Not only The Bier Library, but this is the case for all the microbreweries in the city are facing similar crisis with the advent of Cvodi-19.
“Entrepreneurs like us are not thinking about profits at this point in time, we are only focusing on survival. We have to keep our heads above the water for the next 6-8 months and ride on a very strong hope that things will come back to normal,” said Byg Brewsky Brewing Company Director & Partner Pravesh Pandey.
Amid all this madness, there is a silver lining for the microbreweries in the city. Last week, the Karnataka excise department allowed only standalone microbreweries to clear their beer stock in the form of takeaway till 30th June.
Byg Brewsky Brewing Company Director & Partner Pravesh Pandey has appreciated the excise department for passing this landmark decision.
“The trust shown by our respected Government in Craft Brewers Association of India is going to be strengthened hereafter. The soaring liabilities of salaries on the head of restauranteurs can get some relief with the now cash flow by selling out the brews,” said Byg Brewsky Brewing Company Director & Partner Pravesh Pandey.
Almost all the microbreweries in Bengaluru have started the sale of craft beers in glass growlers since last week and the response has been phenomenal from the customers. Debolina Ray, a beer enthusiast and a city-based lifestyle blogger was one of the first to get her hands on the takeaway beer at Byg Brewsky and is thrilled that craft beers are available for takeaway.
Talking about the process to purchase takeaway beer at microbreweries, Debolina Ray says that it is very streamlined. “Customers have to go through a compulsory temperature check and sanitize their hands before entering the premises. At all times, customers will have to keep their masks on and follow social distancing norms, adds Ray.
For beer enthusiasts the takeaway concept is new and it is only natural that they would find a difference in the taste that they are accustomed to their favourite places. Talking of which, Byg Brewsky Brewing Company Director & Partner Pravesh Pandey says that the lockdown of over a month and a half has allowed the beers to age very well and it tastes much better than earlier.
However, Kuncheria Marattukalam, Co-founder, Uru Brewpark is of a different opinion. He says, “There is no difference in taste when the beer is bottled. Customers have to ensure to carry the right bottles in terms of material, keep away from any light forms and consume it within 48 hours of bottling”.
Toit Brewpub Director and Co-founder Arun George is also of the opinion that taste will not have any difference to what people would have when visited before the lockdown. He instructs customers to avoid storing the bottle in the freezer and to keep away from light. He also suggests consuming a bottle at one go to avoid beer going flat.”

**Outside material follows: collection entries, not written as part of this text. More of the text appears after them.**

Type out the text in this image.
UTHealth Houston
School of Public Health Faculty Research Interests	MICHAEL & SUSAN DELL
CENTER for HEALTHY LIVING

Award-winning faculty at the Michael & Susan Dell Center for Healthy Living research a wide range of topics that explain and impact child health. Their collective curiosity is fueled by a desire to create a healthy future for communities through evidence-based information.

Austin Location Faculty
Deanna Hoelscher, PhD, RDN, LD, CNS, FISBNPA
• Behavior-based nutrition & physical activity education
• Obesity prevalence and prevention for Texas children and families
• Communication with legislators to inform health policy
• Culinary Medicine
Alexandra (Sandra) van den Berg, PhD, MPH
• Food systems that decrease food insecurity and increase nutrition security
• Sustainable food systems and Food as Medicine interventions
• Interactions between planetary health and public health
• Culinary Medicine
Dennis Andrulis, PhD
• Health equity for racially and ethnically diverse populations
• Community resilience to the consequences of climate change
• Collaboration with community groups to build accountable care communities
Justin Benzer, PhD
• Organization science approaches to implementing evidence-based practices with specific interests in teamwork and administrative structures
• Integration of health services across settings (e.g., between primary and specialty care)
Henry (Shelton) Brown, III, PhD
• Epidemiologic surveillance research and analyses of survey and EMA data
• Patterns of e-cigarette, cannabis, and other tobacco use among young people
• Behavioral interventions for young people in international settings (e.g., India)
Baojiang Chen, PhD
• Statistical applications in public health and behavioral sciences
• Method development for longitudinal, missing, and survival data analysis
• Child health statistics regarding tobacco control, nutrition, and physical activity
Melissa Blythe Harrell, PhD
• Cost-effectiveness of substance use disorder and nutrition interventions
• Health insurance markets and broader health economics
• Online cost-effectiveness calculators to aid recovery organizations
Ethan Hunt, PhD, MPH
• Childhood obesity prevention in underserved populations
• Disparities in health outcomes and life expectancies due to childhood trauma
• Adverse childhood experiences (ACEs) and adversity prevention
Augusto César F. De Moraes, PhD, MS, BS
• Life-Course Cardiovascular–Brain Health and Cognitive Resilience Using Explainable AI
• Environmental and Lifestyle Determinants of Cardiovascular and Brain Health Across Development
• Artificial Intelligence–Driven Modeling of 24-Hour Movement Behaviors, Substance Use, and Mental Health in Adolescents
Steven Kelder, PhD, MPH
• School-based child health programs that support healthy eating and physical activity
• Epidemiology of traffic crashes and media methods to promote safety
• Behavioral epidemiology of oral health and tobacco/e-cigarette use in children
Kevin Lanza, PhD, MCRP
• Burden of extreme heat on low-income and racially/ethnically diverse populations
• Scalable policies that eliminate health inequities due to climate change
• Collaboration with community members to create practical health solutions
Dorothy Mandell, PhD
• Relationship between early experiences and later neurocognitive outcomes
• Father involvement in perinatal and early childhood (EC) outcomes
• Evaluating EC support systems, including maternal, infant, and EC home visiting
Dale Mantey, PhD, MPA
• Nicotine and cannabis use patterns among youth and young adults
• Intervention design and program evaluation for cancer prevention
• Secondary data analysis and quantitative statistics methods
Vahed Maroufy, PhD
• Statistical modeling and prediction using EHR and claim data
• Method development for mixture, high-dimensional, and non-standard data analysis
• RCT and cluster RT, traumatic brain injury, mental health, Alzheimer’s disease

While the customers and brewery owners have hailed the decision of excise department to allow the sale of takeaway beers, will this concept hold relevance once the lockdown is lifted and life returns to normalcy? Akash Hirebet, Beer Consultant and Co-founder of Craft & Co, an online community created by prominent members of the craft beverage industry across India, is hopeful that this concept will continue.
“I hope to see this privilege be made permanent. Given that everything around us is rapidly changing, policies and regulations also need to adapt accordingly. If a restaurant can produce food and also sell it for takeaway, why can’t a microbrewery produce beer and be allowed to sell for takeaways,” said Beer Consultant Akash Hirebet.
Kunal also has a similar opinion. He says, “The takeaway of craft beers should be allowed and ideally become a regular affair. This will not only help the consumers but also boost the market”.